5 Things Not To Do if Considering Bankruptcy

 While the phrase itself is a bit daunting, filing for bankruptcy can be a viable route to aiding financial issues. If you or someone you care about is considering bankruptcy as an option to escape from the burden of debt, there are some key “Do Not”s to ensure that the case is processed as smoothly and honestly as possible allowing the best available outcome.

1. Do Not Be Dishonest or Negligent When Compiling Financial Information

In the process of filing for bankruptcy, there’s a lot of paperwork that requires you to be as honest and transparent as possible. This isn’t an enjoyable step, as no one likes to stare their financial troubles directly in the eye. But it’s of paramount importance that those individuals filing for bankruptcy don’t leave out any information of which they have knowledge, despite how embarrassing and uncomfortable this may be. Withholding necessary information can lead to criminal prosecution, but it can also mean your unlisted debts won’t be forgiven. Be as thorough as possible so your case isn’t dismissed.

2. Do Not Accrue Any New Debt After Filing for Bankruptcy
We understand this can be challenging, as bankruptcy is no quick process and there are expenses and important matters that must be taken care of between the time you apply for bankruptcy and the time your case is decided. Not only would you be adding to the amount of debt asking to be forgiven, but many creditors and legal teams can view these actions as a sign that the debtor never had any intention of paying their debts back at all. This—to put it plainly—is fraud, and comes with a slew of dangerous criminal charges. Better to avoid the temptation and pay necessary bills outright.

3. Do Not Assign your Assets to Other People
Speaking of fraud, here’s a big no-no. While it’s logical to assume that giving a large asset—like a home, boat, chunk of cash etc.—to a close family or friend for safe keeping is a smart move, it’s largely unnecessary and can suggest that you’re up to something sneaky. It’s best not to make your tough situation any worse, plus in many cases individuals who file for bankruptcy are able to keep their personal assets. Assigning assets and not disclosing them may end up requiring legal services from a criminal defense attorney instead of a bankruptcy lawyer.

4. Don’t Deposit Anything but the Bare Essentials into Your Bank Accounts
This means paychecks from work and very little else. To avoid your account looking fraudulent and any undue confusion during examination of your financial status, it’s a good idea not to add any funds from third parties to the mix. This includes checks from friends and family who want to help you through the rough financial moment and any sort of check from a business operation.

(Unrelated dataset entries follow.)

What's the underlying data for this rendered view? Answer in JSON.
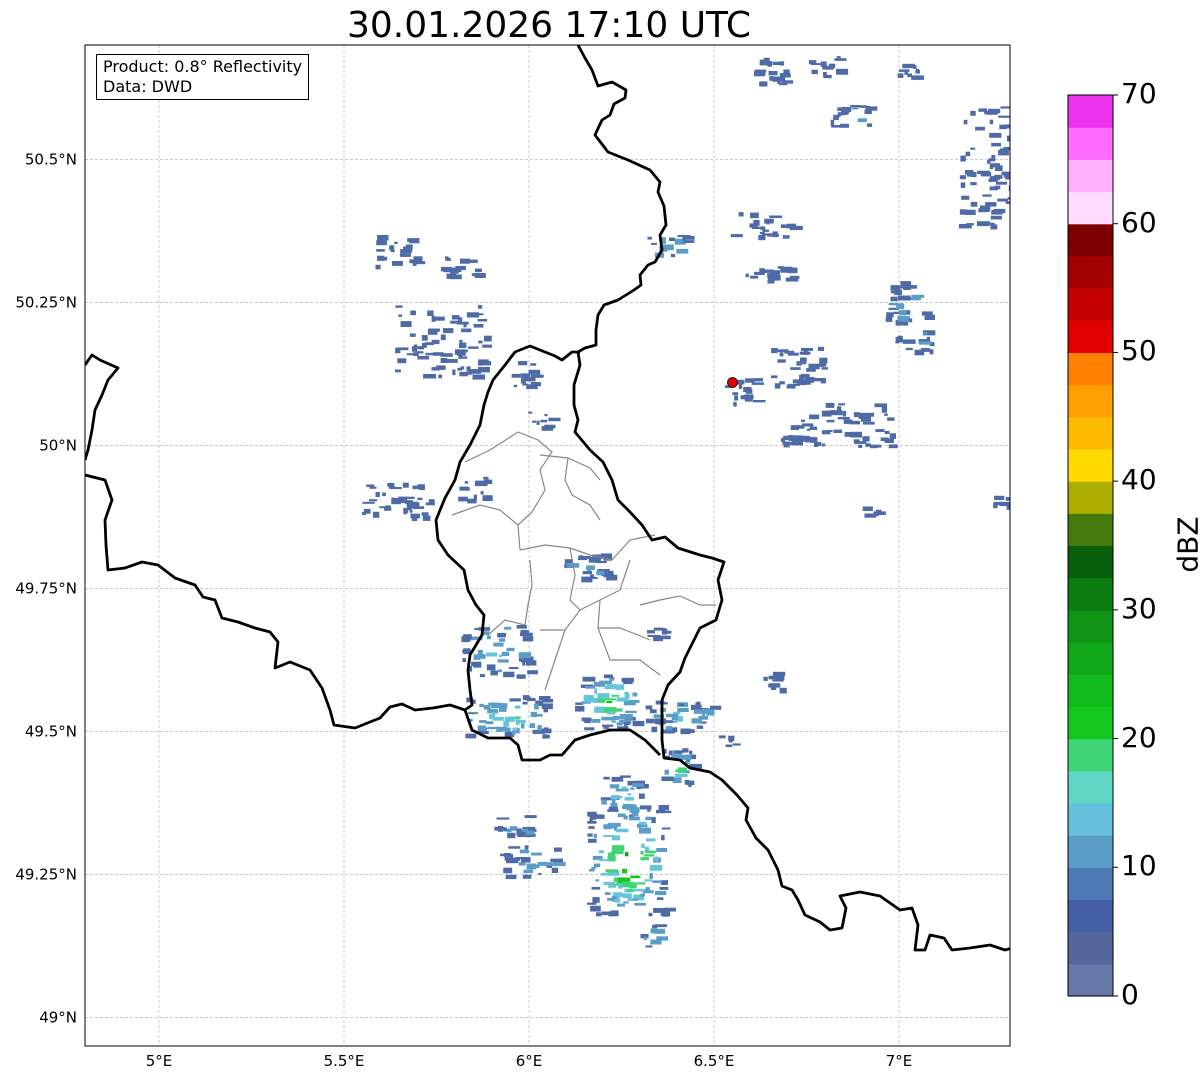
{
  "title": "30.01.2026 17:10 UTC",
  "info": {
    "product": "Product: 0.8° Reflectivity",
    "data": "Data: DWD"
  },
  "axes": {
    "lat_ticks": [
      "50.5°N",
      "50.25°N",
      "50°N",
      "49.75°N",
      "49.5°N",
      "49.25°N",
      "49°N"
    ],
    "lat_values": [
      50.5,
      50.25,
      50.0,
      49.75,
      49.5,
      49.25,
      49.0
    ],
    "lon_ticks": [
      "5°E",
      "5.5°E",
      "6°E",
      "6.5°E",
      "7°E"
    ],
    "lon_values": [
      5.0,
      5.5,
      6.0,
      6.5,
      7.0
    ],
    "lon_range": [
      4.8,
      7.3
    ],
    "lat_range": [
      48.95,
      50.7
    ],
    "grid": true
  },
  "radar_site": {
    "lon": 6.55,
    "lat": 50.11,
    "color": "#e00000"
  },
  "colorbar": {
    "label": "dBZ",
    "ticks": [
      "0",
      "10",
      "20",
      "30",
      "40",
      "50",
      "60",
      "70"
    ],
    "range": [
      0,
      70
    ],
    "colors": [
      "#6678a8",
      "#54679d",
      "#445fa3",
      "#4d7ab5",
      "#5a9dc8",
      "#66c1dc",
      "#60d6c4",
      "#3fd473",
      "#12c81e",
      "#12bb1c",
      "#10a718",
      "#0e9314",
      "#0a7c10",
      "#085f0a",
      "#447a0a",
      "#adad00",
      "#ffd900",
      "#ffbb00",
      "#ff9f00",
      "#ff7f00",
      "#e00000",
      "#c40000",
      "#a30000",
      "#7c0000",
      "#ffdcff",
      "#ffb0ff",
      "#ff6cff",
      "#ee33ee"
    ]
  },
  "echo_colors": [
    "#4e6aa7",
    "#5a9dc8",
    "#64c6d8",
    "#3fd473",
    "#12c81e",
    "#109b18"
  ]
}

5. Reconsider Filing Entirely if a Large Asset Is Coming Your Way
This could come in many forms, but if some sort of financial asset—whether it’s a substantial tax return or family inheritance—is going to be in your ownership within the coming months you may want to rethink your options. While bankruptcy is a viable option, it may not be the best option if your financial situation evolves since there are many other ways to settle debt or pay back creditors. Best to meet with a knowledgeable attorney and  weigh your options.